EAST TIMOR: Casualties – SAS – Australia – Editorial. OTHER NEWS: TV Sport – Smoking Additives – Tainui – Orange Roughy – Pharmac – Winebox – Kiwi - Climate
See.. http://www.nzherald.co.nz/ for full text…
EAST TIMOR – CASUALTIES: The public is being warned to prepare for casualties as more than 400 New Zealand troops face possible combat in East Timor from this weekend. Prime Minister Jenny Shipley announced yesterday that an initial force of 420 soldiers, supported by 265 Navy and Air Force staff, would join an Australian-led peacekeeping force based in Darwin.
EAST TIMOR – SAS: Highly trained soldiers of the SAS are
likely to be among the first wave of an Anzac force landing
in East Timor with instructions to "take out" anyone acting
suspiciously.
About 40 Special Air Service troops flew
to Darwin yesterday to join an advance force of New
Zealanders and Australians set to arrive in the territory as
early as tomorrow.
EAST TIMOR – AUSTRALIA: Australian
firms are pulling staff out of Indonesia as a wave of
anti-Australian sentiment sweeps the country.
The
embassy in Jakarta, Australian businesses and the consulate
on Bali have all received threatening telephone calls,
including bomb threats.
The embassy has advised
Australians "to avoid known problem areas and to exercise
care."
EAST TIMOR - EDITORIAL: No country, or at least no
democratic country, goes to war lightly. And we are talking
about war, whatever title the United Nations may prefer for
its armed intervention in East Timor. There is no peace to
keep there. People need to be protected by a considerable
display of military force and the troops have to be prepared
for resistance. That is war by any definition.
Nevertheless, some will choke on the word when
Parliament meets today to consider New Zealand's
contribution to the United Nations force. There will be
euphemisms aplenty for the nasty business of armed combat
and situations in which soldiers must kill or be killed.

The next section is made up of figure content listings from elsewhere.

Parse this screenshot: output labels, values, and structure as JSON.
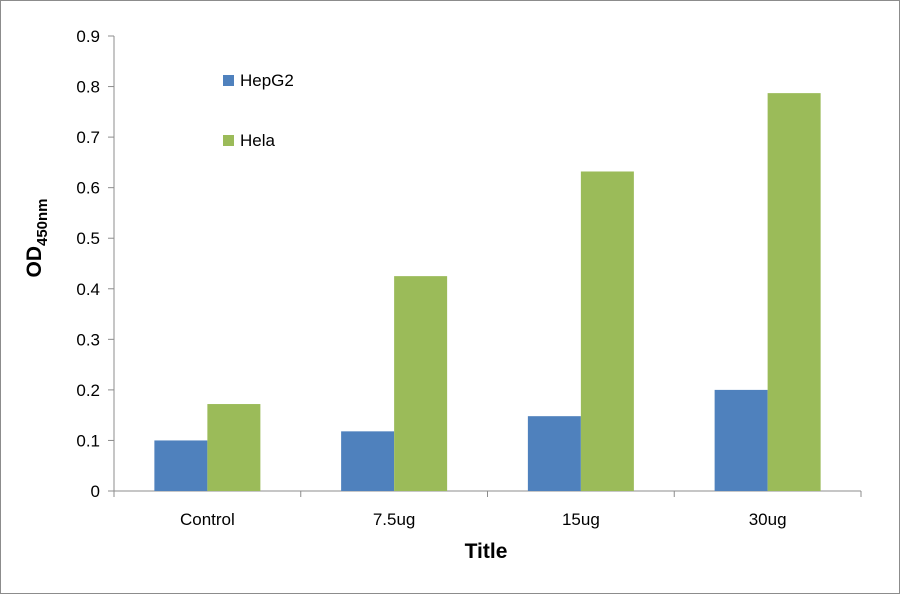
{
  "chart_data": {
    "type": "bar",
    "categories": [
      "Control",
      "7.5ug",
      "15ug",
      "30ug"
    ],
    "series": [
      {
        "name": "HepG2",
        "values": [
          0.1,
          0.118,
          0.148,
          0.2
        ],
        "color": "#4f81bd"
      },
      {
        "name": "Hela",
        "values": [
          0.172,
          0.425,
          0.632,
          0.787
        ],
        "color": "#9bbb59"
      }
    ],
    "yticks": [
      "0",
      "0.1",
      "0.2",
      "0.3",
      "0.4",
      "0.5",
      "0.6",
      "0.7",
      "0.8",
      "0.9"
    ],
    "ylim": [
      0,
      0.9
    ],
    "xlabel": "Title",
    "ylabel": {
      "main": "OD",
      "subscript": "450nm"
    },
    "legend_position": "top-left",
    "grid": false
  }
}
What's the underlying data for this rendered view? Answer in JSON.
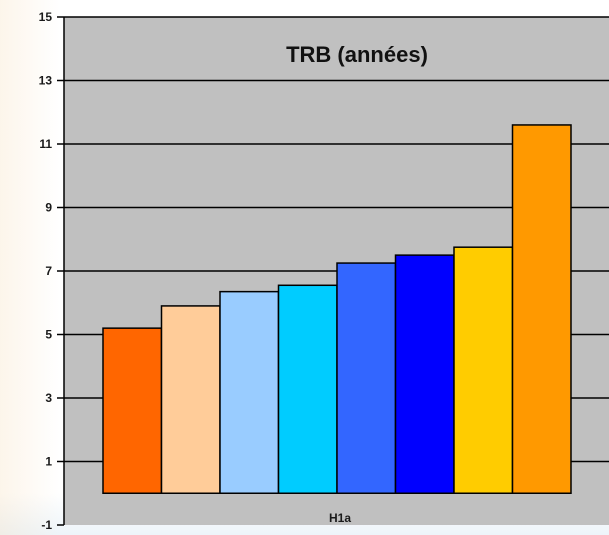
{
  "chart_data": {
    "type": "bar",
    "title": "TRB (années)",
    "categories": [
      "H1a"
    ],
    "series": [
      {
        "values": [
          5.2
        ],
        "color": "#ff6600"
      },
      {
        "values": [
          5.9
        ],
        "color": "#ffcc99"
      },
      {
        "values": [
          6.35
        ],
        "color": "#99ccff"
      },
      {
        "values": [
          6.55
        ],
        "color": "#00ccff"
      },
      {
        "values": [
          7.25
        ],
        "color": "#3366ff"
      },
      {
        "values": [
          7.5
        ],
        "color": "#0000ff"
      },
      {
        "values": [
          7.75
        ],
        "color": "#ffcc00"
      },
      {
        "values": [
          11.6
        ],
        "color": "#ff9900"
      }
    ],
    "xlabel": "",
    "ylabel": "",
    "ylim": [
      -1,
      15
    ],
    "yticks": [
      -1,
      1,
      3,
      5,
      7,
      9,
      11,
      13,
      15
    ],
    "grid": true,
    "plot_background": "#c0c0c0",
    "legend": "none"
  }
}
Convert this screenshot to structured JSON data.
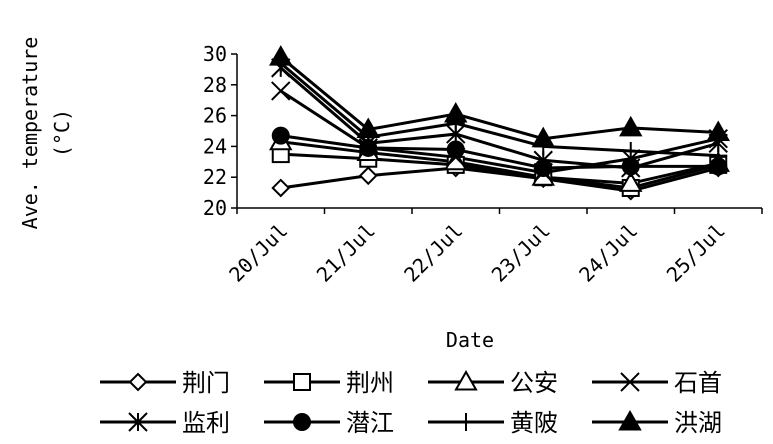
{
  "chart_data": {
    "type": "line",
    "title": "",
    "xlabel": "Date",
    "ylabel_line1": "Ave. temperature",
    "ylabel_line2": "(°C)",
    "categories": [
      "20/Jul",
      "21/Jul",
      "22/Jul",
      "23/Jul",
      "24/Jul",
      "25/Jul"
    ],
    "ylim": [
      20,
      30
    ],
    "yticks": [
      "30",
      "28",
      "26",
      "24",
      "22",
      "20"
    ],
    "grid": false,
    "legend_position": "bottom",
    "series": [
      {
        "name": "荆门",
        "marker": "diamond-open",
        "values": [
          21.3,
          22.1,
          22.6,
          21.9,
          21.1,
          22.6
        ]
      },
      {
        "name": "荆州",
        "marker": "square-open",
        "values": [
          23.5,
          23.2,
          22.8,
          22.0,
          21.3,
          22.8
        ]
      },
      {
        "name": "公安",
        "marker": "triangle-open",
        "values": [
          24.3,
          23.6,
          23.0,
          22.0,
          21.6,
          22.9
        ]
      },
      {
        "name": "石首",
        "marker": "x",
        "values": [
          27.6,
          23.9,
          23.3,
          22.3,
          23.2,
          24.5
        ]
      },
      {
        "name": "监利",
        "marker": "star",
        "values": [
          29.1,
          24.2,
          24.8,
          23.1,
          22.6,
          24.2
        ]
      },
      {
        "name": "潜江",
        "marker": "circle-filled",
        "values": [
          24.7,
          23.9,
          23.8,
          22.6,
          22.7,
          22.7
        ]
      },
      {
        "name": "黄陂",
        "marker": "plus",
        "values": [
          29.4,
          24.6,
          25.5,
          24.0,
          23.7,
          23.4
        ]
      },
      {
        "name": "洪湖",
        "marker": "triangle-filled",
        "values": [
          29.8,
          25.1,
          26.1,
          24.5,
          25.2,
          24.9
        ]
      }
    ]
  }
}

TV SPORT: The bitter tit-for-tat rugby war between Sky
and TVNZ has seen TV3 winning the right to show free-to-air
coverage next season.
Angry TVNZ bosses say Sky struck a
secret deal with TV3 to encourage it to become part of the
new Sky digital satellite service, and claim it will mean a
huge reduction in the amount of rugby screened.
SMOKING
ADDITIVES: The Heart Foundation has called for an urgent
review of cigarette additives, following an international
report which says licorice, sugar and cocoa are being used
to increase smoking levels.
The report, produced by
anti-smoking groups and using some of the tobacco industry's
own research, says sweeteners are used to disguise the harsh
taste of nicotine and to attract younger smokers.
TAINUI:
The Tainui tribe is planning to position itself as an
intellectual powerhouse for Maori development.

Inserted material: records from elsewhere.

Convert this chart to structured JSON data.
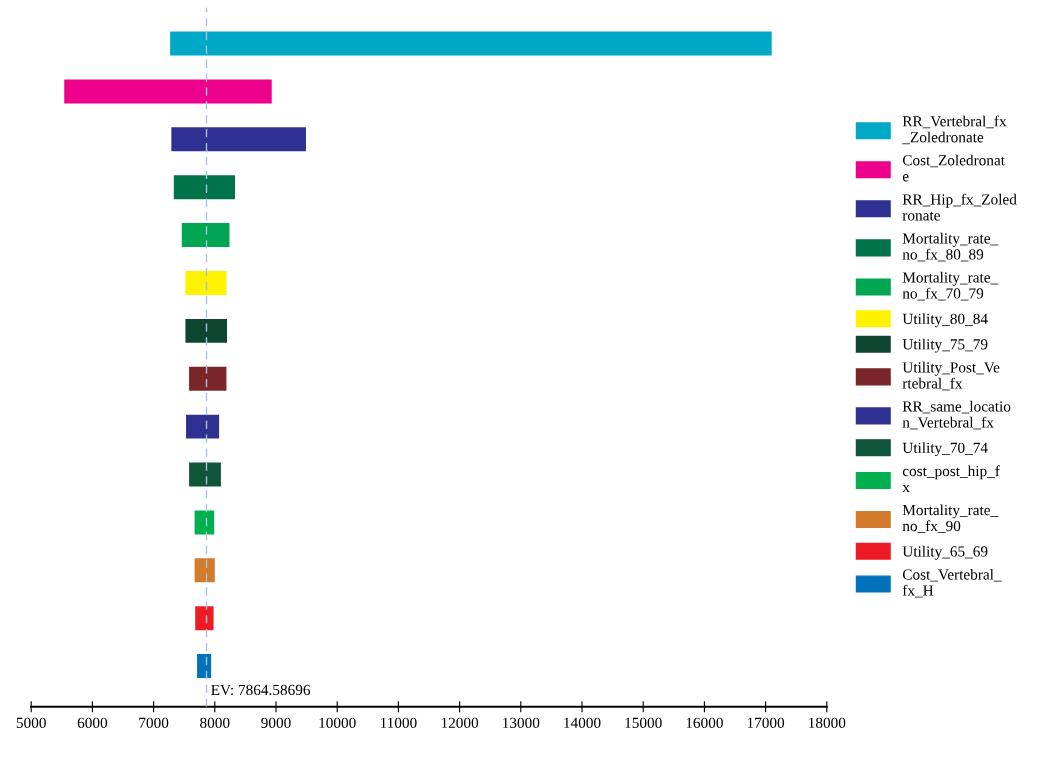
{
  "chart_data": {
    "type": "bar",
    "orientation": "horizontal",
    "categories": [
      null,
      null,
      null,
      null,
      null,
      null,
      null,
      null,
      null,
      null,
      null,
      null,
      null,
      null
    ],
    "series": [
      {
        "name": "RR_Vertebral_fx_Zoledronate",
        "color": "#00a8c8",
        "base": [
          7270,
          null,
          null,
          null,
          null,
          null,
          null,
          null,
          null,
          null,
          null,
          null,
          null,
          null
        ],
        "values": [
          9830,
          null,
          null,
          null,
          null,
          null,
          null,
          null,
          null,
          null,
          null,
          null,
          null,
          null
        ]
      },
      {
        "name": "Cost_Zoledronate",
        "color": "#ec008c",
        "base": [
          null,
          5540,
          null,
          null,
          null,
          null,
          null,
          null,
          null,
          null,
          null,
          null,
          null,
          null
        ],
        "values": [
          null,
          3390,
          null,
          null,
          null,
          null,
          null,
          null,
          null,
          null,
          null,
          null,
          null,
          null
        ]
      },
      {
        "name": "RR_Hip_fx_Zoledronate",
        "color": "#2e3192",
        "base": [
          null,
          null,
          7290,
          null,
          null,
          null,
          null,
          null,
          null,
          null,
          null,
          null,
          null,
          null
        ],
        "values": [
          null,
          null,
          2200,
          null,
          null,
          null,
          null,
          null,
          null,
          null,
          null,
          null,
          null,
          null
        ]
      },
      {
        "name": "Mortality_rate_no_fx_80_89",
        "color": "#00734a",
        "base": [
          null,
          null,
          null,
          7330,
          null,
          null,
          null,
          null,
          null,
          null,
          null,
          null,
          null,
          null
        ],
        "values": [
          null,
          null,
          null,
          1000,
          null,
          null,
          null,
          null,
          null,
          null,
          null,
          null,
          null,
          null
        ]
      },
      {
        "name": "Mortality_rate_no_fx_70_79",
        "color": "#00a651",
        "base": [
          null,
          null,
          null,
          null,
          7460,
          null,
          null,
          null,
          null,
          null,
          null,
          null,
          null,
          null
        ],
        "values": [
          null,
          null,
          null,
          null,
          780,
          null,
          null,
          null,
          null,
          null,
          null,
          null,
          null,
          null
        ]
      },
      {
        "name": "Utility_80_84",
        "color": "#fff200",
        "base": [
          null,
          null,
          null,
          null,
          null,
          7520,
          null,
          null,
          null,
          null,
          null,
          null,
          null,
          null
        ],
        "values": [
          null,
          null,
          null,
          null,
          null,
          670,
          null,
          null,
          null,
          null,
          null,
          null,
          null,
          null
        ]
      },
      {
        "name": "Utility_75_79",
        "color": "#0d4530",
        "base": [
          null,
          null,
          null,
          null,
          null,
          null,
          7520,
          null,
          null,
          null,
          null,
          null,
          null,
          null
        ],
        "values": [
          null,
          null,
          null,
          null,
          null,
          null,
          680,
          null,
          null,
          null,
          null,
          null,
          null,
          null
        ]
      },
      {
        "name": "Utility_Post_Vertebral_fx",
        "color": "#7a2528",
        "base": [
          null,
          null,
          null,
          null,
          null,
          null,
          null,
          7580,
          null,
          null,
          null,
          null,
          null,
          null
        ],
        "values": [
          null,
          null,
          null,
          null,
          null,
          null,
          null,
          610,
          null,
          null,
          null,
          null,
          null,
          null
        ]
      },
      {
        "name": "RR_same_location_Vertebral_fx",
        "color": "#2e3192",
        "base": [
          null,
          null,
          null,
          null,
          null,
          null,
          null,
          null,
          7530,
          null,
          null,
          null,
          null,
          null
        ],
        "values": [
          null,
          null,
          null,
          null,
          null,
          null,
          null,
          null,
          540,
          null,
          null,
          null,
          null,
          null
        ]
      },
      {
        "name": "Utility_70_74",
        "color": "#10553a",
        "base": [
          null,
          null,
          null,
          null,
          null,
          null,
          null,
          null,
          null,
          7580,
          null,
          null,
          null,
          null
        ],
        "values": [
          null,
          null,
          null,
          null,
          null,
          null,
          null,
          null,
          null,
          520,
          null,
          null,
          null,
          null
        ]
      },
      {
        "name": "cost_post_hip_fx",
        "color": "#00b04f",
        "base": [
          null,
          null,
          null,
          null,
          null,
          null,
          null,
          null,
          null,
          null,
          7670,
          null,
          null,
          null
        ],
        "values": [
          null,
          null,
          null,
          null,
          null,
          null,
          null,
          null,
          null,
          null,
          320,
          null,
          null,
          null
        ]
      },
      {
        "name": "Mortality_rate_no_fx_90",
        "color": "#d27b2c",
        "base": [
          null,
          null,
          null,
          null,
          null,
          null,
          null,
          null,
          null,
          null,
          null,
          7670,
          null,
          null
        ],
        "values": [
          null,
          null,
          null,
          null,
          null,
          null,
          null,
          null,
          null,
          null,
          null,
          330,
          null,
          null
        ]
      },
      {
        "name": "Utility_65_69",
        "color": "#ed1c24",
        "base": [
          null,
          null,
          null,
          null,
          null,
          null,
          null,
          null,
          null,
          null,
          null,
          null,
          7680,
          null
        ],
        "values": [
          null,
          null,
          null,
          null,
          null,
          null,
          null,
          null,
          null,
          null,
          null,
          null,
          300,
          null
        ]
      },
      {
        "name": "Cost_Vertebral_fx_H",
        "color": "#0072bc",
        "base": [
          null,
          null,
          null,
          null,
          null,
          null,
          null,
          null,
          null,
          null,
          null,
          null,
          null,
          7710
        ],
        "values": [
          null,
          null,
          null,
          null,
          null,
          null,
          null,
          null,
          null,
          null,
          null,
          null,
          null,
          230
        ]
      }
    ],
    "xlim": [
      5000,
      18000
    ],
    "xticks": [
      5000,
      6000,
      7000,
      8000,
      9000,
      10000,
      11000,
      12000,
      13000,
      14000,
      15000,
      16000,
      17000,
      18000
    ],
    "ref_lines": [
      {
        "axis": "x",
        "value": 7864.58696,
        "label": "EV: 7864.58696",
        "color": "#a8c4d8",
        "line_style": "dashed"
      }
    ],
    "tick_labels": "x",
    "grid": false,
    "legend": "right"
  }
}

Construction of the multimillion-dollar Waikato
University College at the former Hopuhopu military camp
north of Ngaruawahia is on schedule for completion by
December.
ORANGE ROUGHY: A North American natural foods
chain has banned New Zealand orange roughy from its stores,
claiming populations of the fish are plummeting from
overfishing.
The Royal Forest and Bird Protection
Society welcomed news of the ban yesterday, but the fishing
industry said the largest conservation organisation in the
country was being extremist.
PHARMAC: Pharmac is doing a
deal to cut taxpayer spending on a popular type of
antibiotic by 41 per cent.
And in a separate deal, the
Government's drug-buying agency has carved 8.5 per cent off
taxpayer spending on asthma and respiratory medicines.
WINEBOX: The tax department has decided not to appeal
against the court decision overturning parts of Sir Ronald
Davison's Winebox report.
Inland Revenue's decision is
another victory for New Zealand First leader Winston Peters
in his eight-year battle to expose the tax practices of
companies using legal loopholes to escape paying tax in the
1980s. It also ends years of IRD involvement in
Winebox-related litigation before the High Court, the Court
of Appeal and the Privy Council.
KIWI: Kiwi could be
squeezed out of a proposed prison site at Ngawha unless a
neighbouring farmer sells land allowing their habitat to be
protected.
The prison development has raised early
concerns about the safety of the local kiwi population,
despite plans to have prisoners work on protecting the
endangered birds. The 30ha site, 7km from Kaikohe, contains
22ha of kiwi habitat.
CLIMATE: New Zealand's mild winter
should be seen as a sign of global warming, says senior
climate scientist Dr Jim Salinger.
The national average
temperature for winter 1999 was 8.7 degrees.